If blocking operations need to be performed to determine the validity of the old password or to change to the new password, this method may be defined as a coroutine.

By default, this method returns False, rejecting all password changes.

Parameters:

  • username (str) – The user whose password should be changed

  • old_password (str) – The user’s current password

  • new_password (str) – The new password being requested

Returns:

A bool indicating if the password change is successful or not

Raises:

PasswordChangeRequired if the new password is not acceptable and the client should be asked to provide another

connection_lost(exc: Exception | None) None

Called when a connection is lost or closed

This method is called when a connection is closed. If the connection is shut down cleanly, exc will be None. Otherwise, it will be an exception explaining the reason for the disconnect.

connection_made(conn: SSHServerConnection) None

Called when a connection is made

This method is called when a new TCP connection is accepted. The conn parameter should be stored if needed for later use.

Parameters:

conn (SSHServerConnection) – The connection which was successfully opened

connection_requested(dest_host: str, dest_port: int, orig_host: str, orig_port: int) bool | SSHTCPSession | Callable[[SSHReader, SSHWriter], None | Awaitable[None]] | Tuple[SSHTCPChannel, SSHTCPSession] | Tuple[SSHTCPChannel, Callable[[SSHReader, SSHWriter], None | Awaitable[None]]]

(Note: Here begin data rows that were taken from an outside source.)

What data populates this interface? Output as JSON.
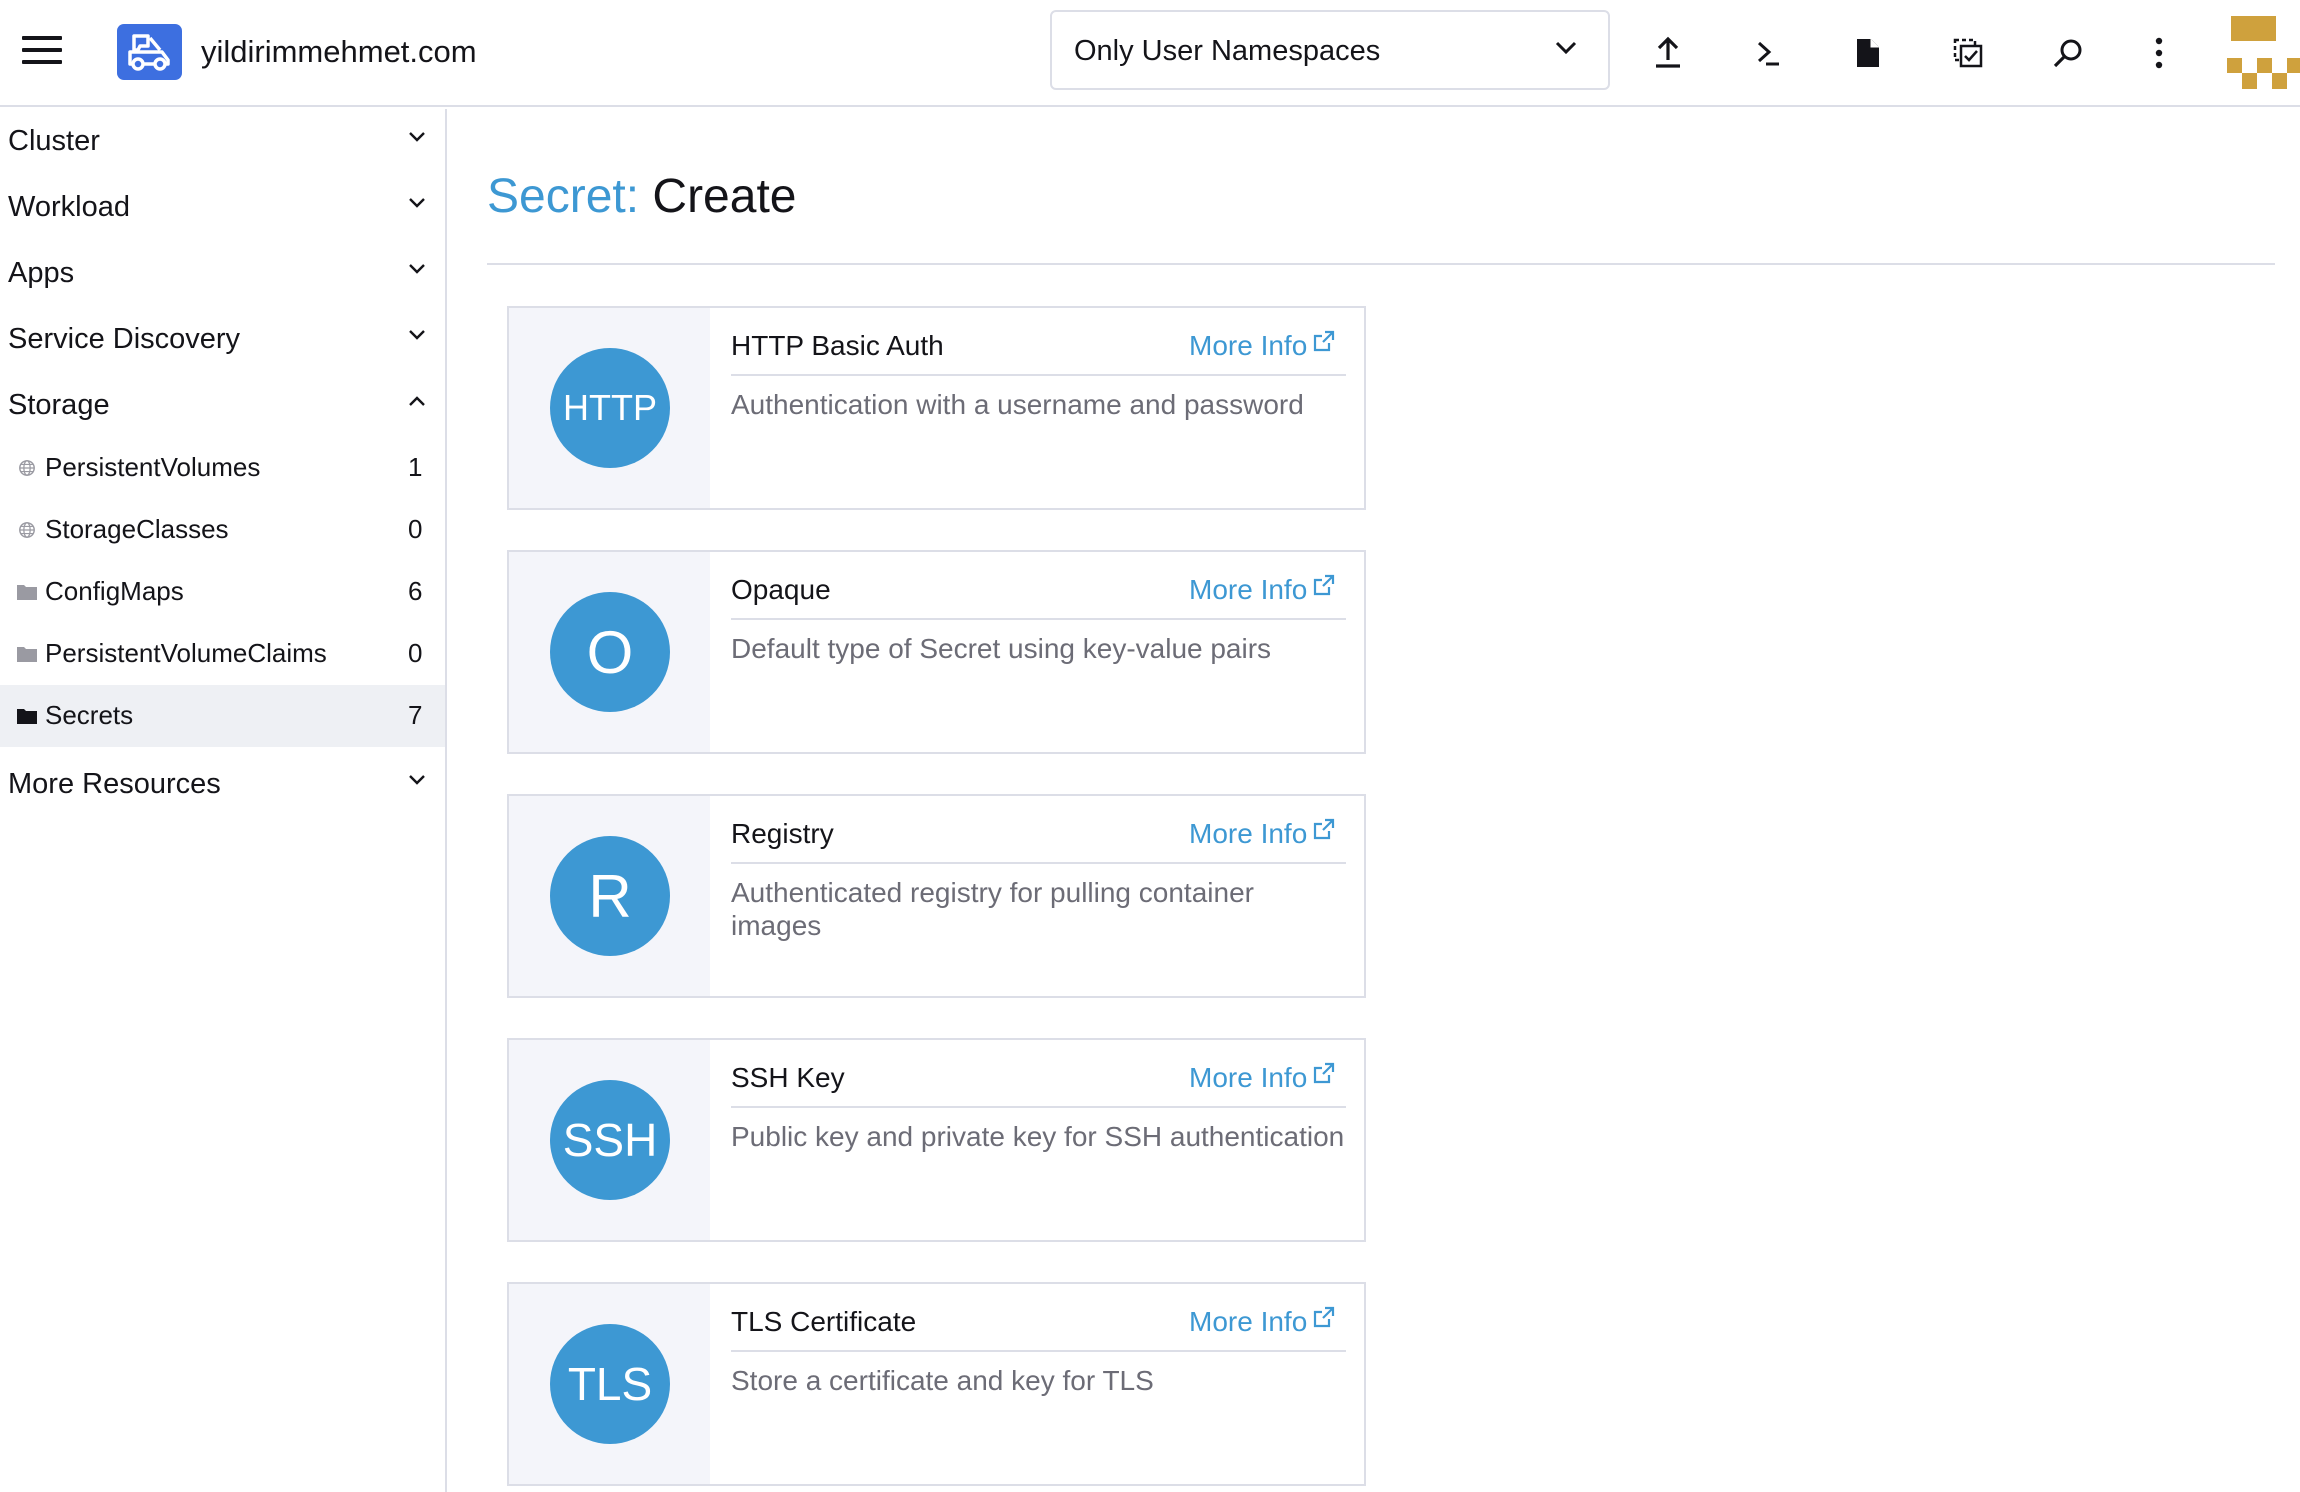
{
  "header": {
    "cluster_name": "yildirimmehmet.com",
    "namespace_filter": "Only User Namespaces"
  },
  "sidebar": {
    "groups": [
      {
        "label": "Cluster",
        "expanded": false
      },
      {
        "label": "Workload",
        "expanded": false
      },
      {
        "label": "Apps",
        "expanded": false
      },
      {
        "label": "Service Discovery",
        "expanded": false
      },
      {
        "label": "Storage",
        "expanded": true
      },
      {
        "label": "More Resources",
        "expanded": false
      }
    ],
    "storage_items": [
      {
        "label": "PersistentVolumes",
        "count": "1",
        "icon": "globe-icon"
      },
      {
        "label": "StorageClasses",
        "count": "0",
        "icon": "globe-icon"
      },
      {
        "label": "ConfigMaps",
        "count": "6",
        "icon": "folder-icon"
      },
      {
        "label": "PersistentVolumeClaims",
        "count": "0",
        "icon": "folder-icon"
      },
      {
        "label": "Secrets",
        "count": "7",
        "icon": "folder-icon",
        "active": true
      }
    ]
  },
  "page": {
    "resource": "Secret:",
    "action": "Create"
  },
  "secret_types": [
    {
      "initials": "HTTP",
      "name": "HTTP Basic Auth",
      "more_info": "More Info",
      "description": "Authentication with a username and password"
    },
    {
      "initials": "O",
      "name": "Opaque",
      "more_info": "More Info",
      "description": "Default type of Secret using key-value pairs"
    },
    {
      "initials": "R",
      "name": "Registry",
      "more_info": "More Info",
      "description": "Authenticated registry for pulling container images"
    },
    {
      "initials": "SSH",
      "name": "SSH Key",
      "more_info": "More Info",
      "description": "Public key and private key for SSH authentication"
    },
    {
      "initials": "TLS",
      "name": "TLS Certificate",
      "more_info": "More Info",
      "description": "Store a certificate and key for TLS"
    }
  ],
  "colors": {
    "accent": "#3d98d3",
    "logo": "#3d6fe0",
    "active_row": "#eef0f4",
    "avatar": "#cfa13d"
  }
}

Handle a direct TCP/IP connection request

This method is called when a direct TCP/IP connection request is received by the server. Applications wishing to accept such connections must override this method.

To allow standard port forwarding of data on the connection to the requested destination host and port, this method should return True.

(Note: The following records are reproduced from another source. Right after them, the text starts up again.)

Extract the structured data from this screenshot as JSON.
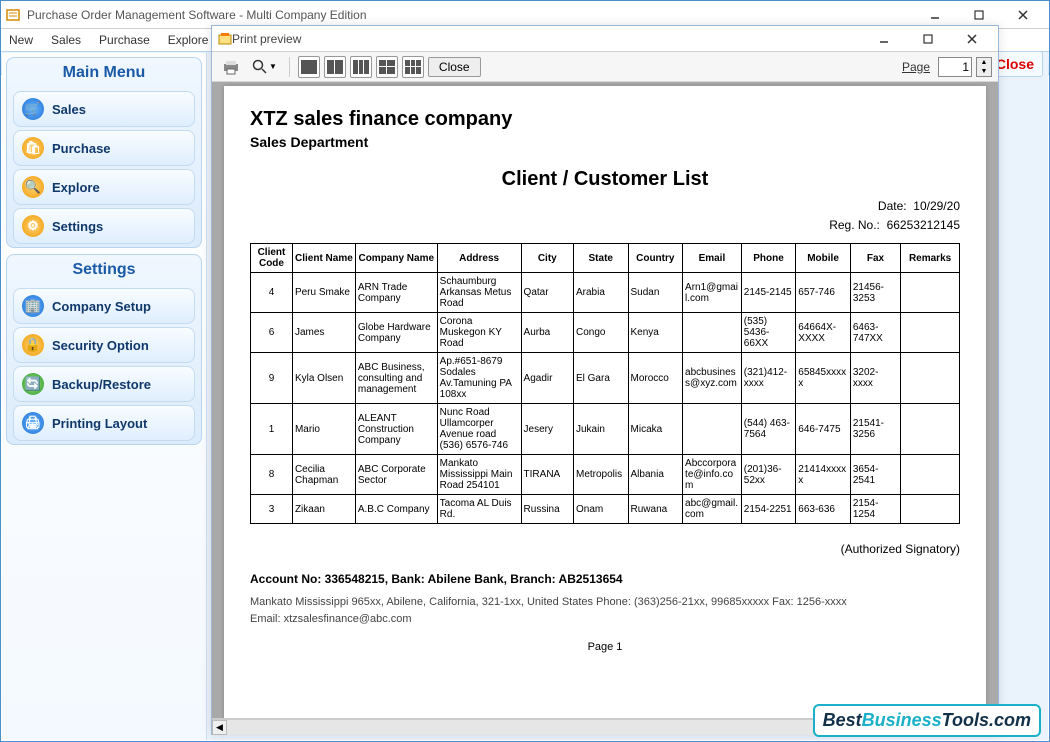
{
  "main_window": {
    "title": "Purchase Order Management Software - Multi Company Edition",
    "menu": [
      "New",
      "Sales",
      "Purchase",
      "Explore"
    ],
    "close_label": "Close"
  },
  "sidebar": {
    "main_menu_header": "Main Menu",
    "main_items": [
      {
        "label": "Sales"
      },
      {
        "label": "Purchase"
      },
      {
        "label": "Explore"
      },
      {
        "label": "Settings"
      }
    ],
    "settings_header": "Settings",
    "settings_items": [
      {
        "label": "Company Setup"
      },
      {
        "label": "Security Option"
      },
      {
        "label": "Backup/Restore"
      },
      {
        "label": "Printing Layout"
      }
    ]
  },
  "preview": {
    "title": "Print preview",
    "close_btn": "Close",
    "page_label": "Page",
    "page_value": "1"
  },
  "document": {
    "company": "XTZ sales finance company",
    "department": "Sales Department",
    "title": "Client / Customer List",
    "date_label": "Date:",
    "date_value": "10/29/20",
    "reg_label": "Reg. No.:",
    "reg_value": "66253212145",
    "columns": [
      "Client Code",
      "Client Name",
      "Company Name",
      "Address",
      "City",
      "State",
      "Country",
      "Email",
      "Phone",
      "Mobile",
      "Fax",
      "Remarks"
    ],
    "rows": [
      {
        "code": "4",
        "name": "Peru Smake",
        "company": "ARN Trade Company",
        "address": "Schaumburg Arkansas Metus Road",
        "city": "Qatar",
        "state": "Arabia",
        "country": "Sudan",
        "email": "Arn1@gmail.com",
        "phone": "2145-2145",
        "mobile": "657-746",
        "fax": "21456-3253",
        "remarks": ""
      },
      {
        "code": "6",
        "name": "James",
        "company": "Globe Hardware Company",
        "address": "Corona Muskegon KY Road",
        "city": "Aurba",
        "state": "Congo",
        "country": "Kenya",
        "email": "",
        "phone": "(535) 5436-66XX",
        "mobile": "64664X-XXXX",
        "fax": "6463-747XX",
        "remarks": ""
      },
      {
        "code": "9",
        "name": "Kyla Olsen",
        "company": "ABC Business, consulting and management",
        "address": "Ap.#651-8679 Sodales Av.Tamuning PA 108xx",
        "city": "Agadir",
        "state": "El Gara",
        "country": "Morocco",
        "email": "abcbusiness@xyz.com",
        "phone": "(321)412-xxxx",
        "mobile": "65845xxxxx",
        "fax": "3202-xxxx",
        "remarks": ""
      },
      {
        "code": "1",
        "name": "Mario",
        "company": "ALEANT Construction Company",
        "address": "Nunc Road Ullamcorper Avenue road (536) 6576-746",
        "city": "Jesery",
        "state": "Jukain",
        "country": "Micaka",
        "email": "",
        "phone": "(544) 463-7564",
        "mobile": "646-7475",
        "fax": "21541-3256",
        "remarks": ""
      },
      {
        "code": "8",
        "name": "Cecilia Chapman",
        "company": "ABC Corporate Sector",
        "address": "Mankato Mississippi Main Road 254101",
        "city": "TIRANA",
        "state": "Metropolis",
        "country": "Albania",
        "email": "Abccorporate@info.com",
        "phone": "(201)36-52xx",
        "mobile": "21414xxxxx",
        "fax": "3654-2541",
        "remarks": ""
      },
      {
        "code": "3",
        "name": "Zikaan",
        "company": "A.B.C Company",
        "address": "Tacoma AL Duis Rd.",
        "city": "Russina",
        "state": "Onam",
        "country": "Ruwana",
        "email": "abc@gmail.com",
        "phone": "2154-2251",
        "mobile": "663-636",
        "fax": "2154-1254",
        "remarks": ""
      }
    ],
    "signatory": "(Authorized Signatory)",
    "account_line": "Account No: 336548215, Bank: Abilene Bank, Branch: AB2513654",
    "footer_address": "Mankato Mississippi 965xx, Abilene, California, 321-1xx, United States  Phone: (363)256-21xx, 99685xxxxx  Fax: 1256-xxxx",
    "footer_email": "Email: xtzsalesfinance@abc.com",
    "page_number": "Page 1"
  },
  "watermark": {
    "pre": "Best",
    "mid": "Business",
    "post": "Tools.com"
  }
}
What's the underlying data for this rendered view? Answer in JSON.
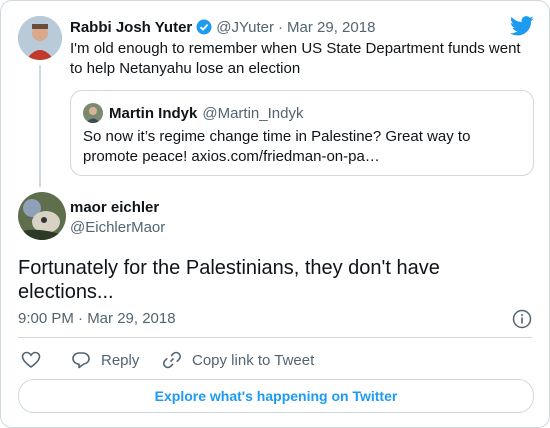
{
  "parent_tweet": {
    "author_name": "Rabbi Josh Yuter",
    "author_handle": "@JYuter",
    "separator": "·",
    "date": "Mar 29, 2018",
    "text_line1": "I'm old enough to remember when US State Department funds went",
    "text_line2": "to help Netanyahu lose an election"
  },
  "quoted_tweet": {
    "author_name": "Martin Indyk",
    "author_handle": "@Martin_Indyk",
    "text_line1": "So now it’s regime change time in Palestine? Great way to",
    "text_line2": "promote peace!  axios.com/friedman-on-pa…"
  },
  "main_tweet": {
    "author_name": "maor eichler",
    "author_handle": "@EichlerMaor",
    "text_line1": "Fortunately for the Palestinians, they don't have",
    "text_line2": "elections...",
    "timestamp": "9:00 PM · Mar 29, 2018"
  },
  "actions": {
    "reply_label": "Reply",
    "copy_label": "Copy link to Tweet"
  },
  "explore_button": {
    "label": "Explore what's happening on Twitter"
  },
  "icons": [
    "twitter-bird-icon",
    "verified-badge-icon",
    "info-icon",
    "heart-icon",
    "reply-icon",
    "link-icon"
  ],
  "colors": {
    "accent": "#1d9bf0",
    "text": "#0f1419",
    "muted": "#536471",
    "border": "#cfd9de"
  }
}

To reject this request, this method should return False to send back a “Connection refused” response or raise an ChannelOpenError exception with the reason for the failure.

If the application wishes to process the data on the connection itself, this method should return either an SSHTCPSession object which can be used to process the data received on the channel or a tuple consisting of of an SSHTCPChannel object created with create_tcp_channel() and an SSHTCPSession, if the application wishes to pass non-default arguments when creating the channel.

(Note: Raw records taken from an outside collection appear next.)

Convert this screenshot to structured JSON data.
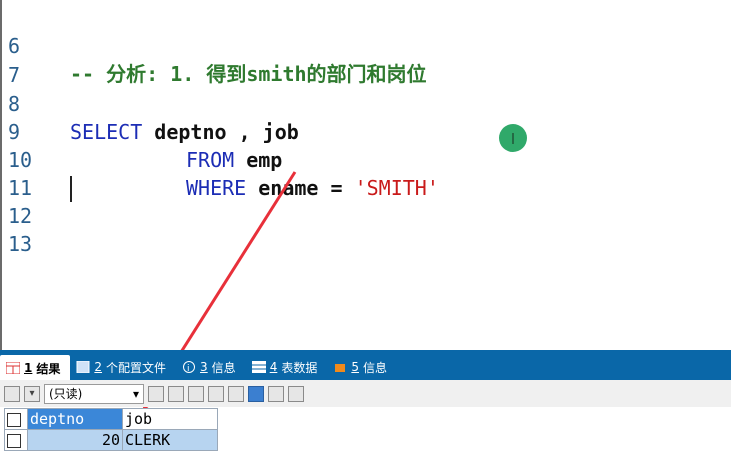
{
  "editor": {
    "lines": [
      {
        "num": "6",
        "comment": "-- 分析: 1. 得到smith的部门和岗位"
      },
      {
        "num": "7"
      },
      {
        "num": "8",
        "kw": "SELECT",
        "rest": " deptno , job"
      },
      {
        "num": "9",
        "kw": "FROM",
        "rest": " emp"
      },
      {
        "num": "10",
        "kw": "WHERE",
        "id": " ename = ",
        "str": "'SMITH'"
      },
      {
        "num": "11"
      },
      {
        "num": "12"
      },
      {
        "num": "13"
      }
    ]
  },
  "tabs": [
    {
      "num": "1",
      "label": "结果",
      "active": true
    },
    {
      "num": "2",
      "label": "个配置文件"
    },
    {
      "num": "3",
      "label": "信息"
    },
    {
      "num": "4",
      "label": "表数据"
    },
    {
      "num": "5",
      "label": "信息"
    }
  ],
  "toolbar": {
    "mode": "(只读)"
  },
  "results": {
    "columns": [
      "deptno",
      "job"
    ],
    "rows": [
      [
        "20",
        "CLERK"
      ]
    ]
  },
  "colors": {
    "tab_bar": "#0a67a8",
    "keyword": "#1c2db5",
    "string": "#c91a1a",
    "comment": "#2f7a2f",
    "line_number": "#2a5e8c"
  }
}
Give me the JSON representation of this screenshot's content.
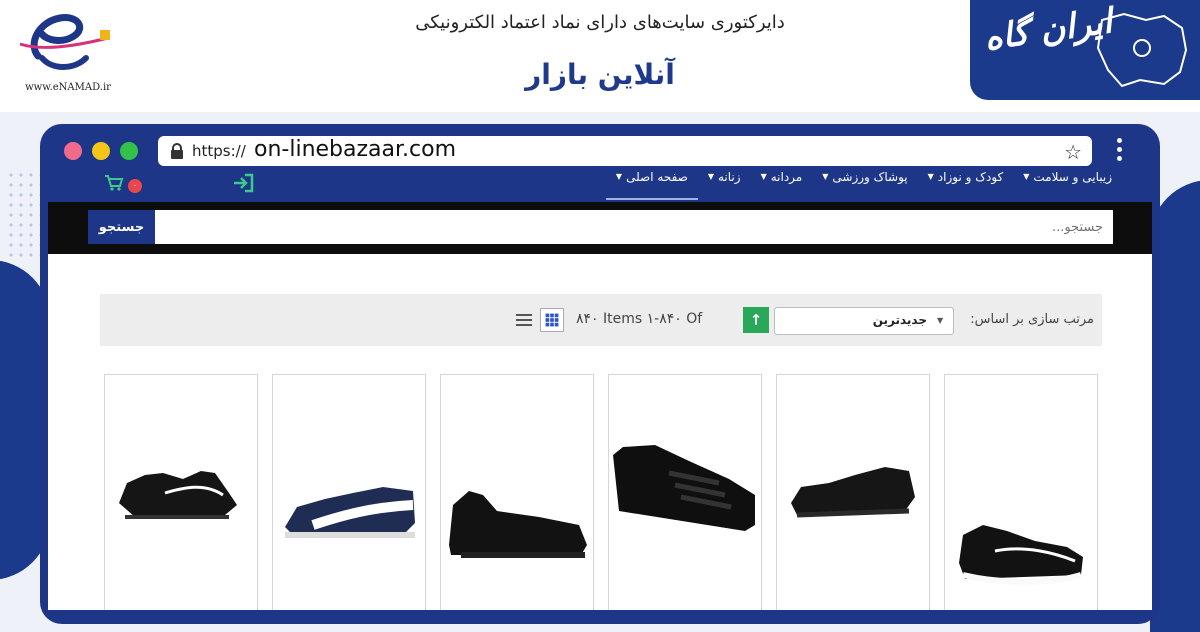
{
  "banner": {
    "enamad_url": "www.eNAMAD.ir",
    "subtitle": "دایرکتوری سایت‌های دارای نماد اعتماد الکترونیکی",
    "title": "آنلاین بازار",
    "irangah_logo": "ایران گاه"
  },
  "browser": {
    "url_prefix": "https://",
    "url_host": "on-linebazaar.com"
  },
  "site": {
    "nav": [
      {
        "label": "صفحه اصلی"
      },
      {
        "label": "زنانه"
      },
      {
        "label": "مردانه"
      },
      {
        "label": "پوشاک ورزشی"
      },
      {
        "label": "کودک و نوزاد"
      },
      {
        "label": "زیبایی و سلامت"
      }
    ],
    "cart_count": "۰",
    "search": {
      "placeholder": "جستجو...",
      "button_label": "جستجو"
    },
    "sort": {
      "label": "مرتب سازی بر اساس:",
      "selected": "جدیدترین",
      "items_text": "۸۴۰ Items ۱-۸۴۰ Of"
    }
  },
  "colors": {
    "brand_blue": "#1e3688",
    "sort_green": "#2aa85a",
    "badge_red": "#e8474f"
  }
}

If blocking operations need to be performed before the session can be created, a coroutine which returns an SSHTCPSession object can be returned instead of the session iself. This can be either returned directly or as a part of a tuple with an SSHTCPChannel object.

By default, all connection requests are rejected.

Parameters:

  • dest_host (str) – The address the client wishes to connect to

  • dest_port (int) – The port the client wishes to connect to

  • orig_host (str) – The address the connection was originated from

  • orig_port (int) – The port the connection was originated from

Returns:

One of the following:

  • An SSHTCPSession object or a coroutine which returns an SSHTCPSession

  • A tuple consisting of an SSHTCPChannel and the above

  • A callable or coroutine handler function which takes AsyncSSH stream objects for reading from and writing to the connection

  • A tuple consisting of an SSHTCPChannel and the above

  • True to request standard port forwarding

  • False to refuse the connection

Raises:

ChannelOpenError if the connection shouldn’t be accepted

debug_msg_received(msg: str, lang: str, always_display: bool) None

A debug message was received on this connection

This method is called when the other end of the connection sends a debug message. Applications should implement this method if they wish to process these debug messages.

Parameters:

  • msg (str) – The debug message sent

  • lang (str) – The language the message is in

  • always_display (bool) – Whether or not to display the message

get_kbdint_challenge(username: str, lang: str, submethods: str) bool | Tuple[str, str, str, Sequence[Tuple[str, bool]]] | Awaitable[bool | Tuple[str, str, str, Sequence[Tuple[str, bool]]]]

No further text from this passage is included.